Kebun nanas Kampung Cijoged, Subang (sumber gambar akun instagram alan_seratalfiber) |
Namun kini sang daun tak sedih lagi karena berkat sentuhan kreativitas dan inovasi Alan Sahroni, limbah daun nanas yang diabaikan, diubah menjadi serat daun nanas, produk green textile bernilai ekonomi tinggi. Daun nanas pun bahagia, karena kini dia tak lagi menjadi seonggok limbah tak bermanfaat melainkan permata yang dihargai dan dicintai.
Dengan bangga, kini sang daun nanas melihat bagaimana dirinya menjadi produk bernilai ekonomi tinggi yang tidak hanya turut serta mensejahterakan warga masyarakat Kampung Cijoged, Desa Cikadu, Kab. Subang tapi juga menjaga lingkungan dari emisi karbon pembakaran daun nanas yang tidak digunakan.
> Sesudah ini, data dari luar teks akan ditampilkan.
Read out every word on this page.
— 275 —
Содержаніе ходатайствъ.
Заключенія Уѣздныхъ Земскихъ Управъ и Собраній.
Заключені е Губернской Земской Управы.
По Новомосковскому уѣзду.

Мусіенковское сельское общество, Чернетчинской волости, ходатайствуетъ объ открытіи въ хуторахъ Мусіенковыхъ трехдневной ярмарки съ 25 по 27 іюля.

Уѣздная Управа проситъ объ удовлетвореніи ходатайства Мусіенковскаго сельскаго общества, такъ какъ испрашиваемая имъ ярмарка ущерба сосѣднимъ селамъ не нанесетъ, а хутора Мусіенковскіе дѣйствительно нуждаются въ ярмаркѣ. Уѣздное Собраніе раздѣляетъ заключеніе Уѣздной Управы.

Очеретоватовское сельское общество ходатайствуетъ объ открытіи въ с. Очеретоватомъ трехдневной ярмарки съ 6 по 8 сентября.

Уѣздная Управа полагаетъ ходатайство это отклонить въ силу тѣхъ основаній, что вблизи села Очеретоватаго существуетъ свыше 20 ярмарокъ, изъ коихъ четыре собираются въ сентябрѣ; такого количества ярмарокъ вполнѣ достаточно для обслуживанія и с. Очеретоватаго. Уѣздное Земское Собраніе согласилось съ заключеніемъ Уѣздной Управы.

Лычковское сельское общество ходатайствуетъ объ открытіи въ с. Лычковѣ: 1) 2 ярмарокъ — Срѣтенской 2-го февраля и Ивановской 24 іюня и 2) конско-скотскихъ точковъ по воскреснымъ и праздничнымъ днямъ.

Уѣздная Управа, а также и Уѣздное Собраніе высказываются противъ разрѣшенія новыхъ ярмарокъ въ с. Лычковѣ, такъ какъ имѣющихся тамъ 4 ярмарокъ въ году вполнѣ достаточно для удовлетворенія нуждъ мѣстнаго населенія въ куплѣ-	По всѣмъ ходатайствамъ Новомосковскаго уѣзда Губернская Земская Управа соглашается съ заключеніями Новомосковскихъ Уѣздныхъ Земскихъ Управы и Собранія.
Sang daun pun berterima kasih kepada Alan Sahroni yang mampu melihat potensi dirinya sebagai peluang untuk membawa perubahan pada lingkungan dan kesejahteraan masyarakat.
Limbah Daun Nanas dan Masalah Lingkungan dan Kesehatan
Nanas merupakan maskot kota Subang sudah sejak lama. Kapan tepatnya buah nanas sudah ada di kota Subang tidak ada yang tahu, namun berdasarkan catatan sejarah, nanas yang merupakan tanaman asli Brazilia (Amerika Selatan) dibawa oleh para pelaut Spanyol dan Portugis ke Indonesia (Jawa dan Sumatra) pada abad ke-15 (1599). (Melani, 2012).
Mengapa nanas tumbuh subur di Subang? Hal ini sangat berkaitan erat dengan kesesuaian syarat tumbuh nanas yang dimiliki wilayah Kecamatan Jalan Cagak, Ciater, Kasomalang, Cijambe, dan sekitarnya di Kab. Subang yang menjadi sentra komoditas nanas yang berada di ketinggian sekitar 600-700 meter di atas permukaan laut.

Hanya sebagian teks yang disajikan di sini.